Fifty-two patients operated for acute necrotising pancreatitis are reported. All severely-ill patients, operated early in order to perform a necrosectomy, died subsequently. Patients without severe illness were operated either for a complication of their pancreatic necrosis or electively for biliary lithiasis. The postoperative mortality was 29 p. 100 and 0 p. 100 respectively. Pancreatic necrosectomies were associated with a high morbidity whether performed for complications (64 p. 100) or during elective biliary surgery (33 p. 100). From this study, it appears that there is no indication for early necrosectomy in the severe forms of acute necrotising pancreatitis. However, pancreatic abscess remains a formal indication for drainage. It seems also justified to perform elective surgery without necrosectomy for biliary lithiasis complicated by acute necrotising pancreatitis.
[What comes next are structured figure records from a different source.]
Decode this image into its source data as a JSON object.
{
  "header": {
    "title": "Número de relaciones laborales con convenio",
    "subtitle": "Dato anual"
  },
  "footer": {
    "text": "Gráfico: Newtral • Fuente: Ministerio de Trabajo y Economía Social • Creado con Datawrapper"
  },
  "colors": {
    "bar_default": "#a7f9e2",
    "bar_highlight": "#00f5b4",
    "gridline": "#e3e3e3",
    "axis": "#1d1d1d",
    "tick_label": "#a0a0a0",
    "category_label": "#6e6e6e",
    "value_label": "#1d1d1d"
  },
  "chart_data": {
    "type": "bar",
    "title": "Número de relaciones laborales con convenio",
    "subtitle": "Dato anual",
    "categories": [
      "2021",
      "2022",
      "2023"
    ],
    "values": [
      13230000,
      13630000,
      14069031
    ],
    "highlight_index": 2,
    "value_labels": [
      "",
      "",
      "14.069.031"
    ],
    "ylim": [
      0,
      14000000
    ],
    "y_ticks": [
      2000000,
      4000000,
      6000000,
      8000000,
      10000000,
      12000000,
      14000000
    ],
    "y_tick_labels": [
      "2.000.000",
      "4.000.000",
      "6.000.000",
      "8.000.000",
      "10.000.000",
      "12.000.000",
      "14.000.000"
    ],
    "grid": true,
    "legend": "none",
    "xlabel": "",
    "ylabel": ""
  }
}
本文报告了52例接受急性坏死性胰腺炎手术的患者。所有病情严重且早期接受坏死组织清除术的患者均在术后死亡。病情不严重的患者则因胰腺坏死并发症或因胆石症而接受择期手术。术后死亡率分别为29%和0%。无论坏死组织清除术是用于治疗并发症(64%)还是在择期胆道手术期间进行(33%),其发病率都很高。从这项研究来看,对于重症急性坏死性胰腺炎,似乎没有早期进行坏死组织清除术的指征。然而,胰腺脓肿仍然是进行引流的明确指征。对于并发急性坏死性胰腺炎的胆石症患者,在不进行坏死组织清除术的情况下进行择期手术似乎也是合理的。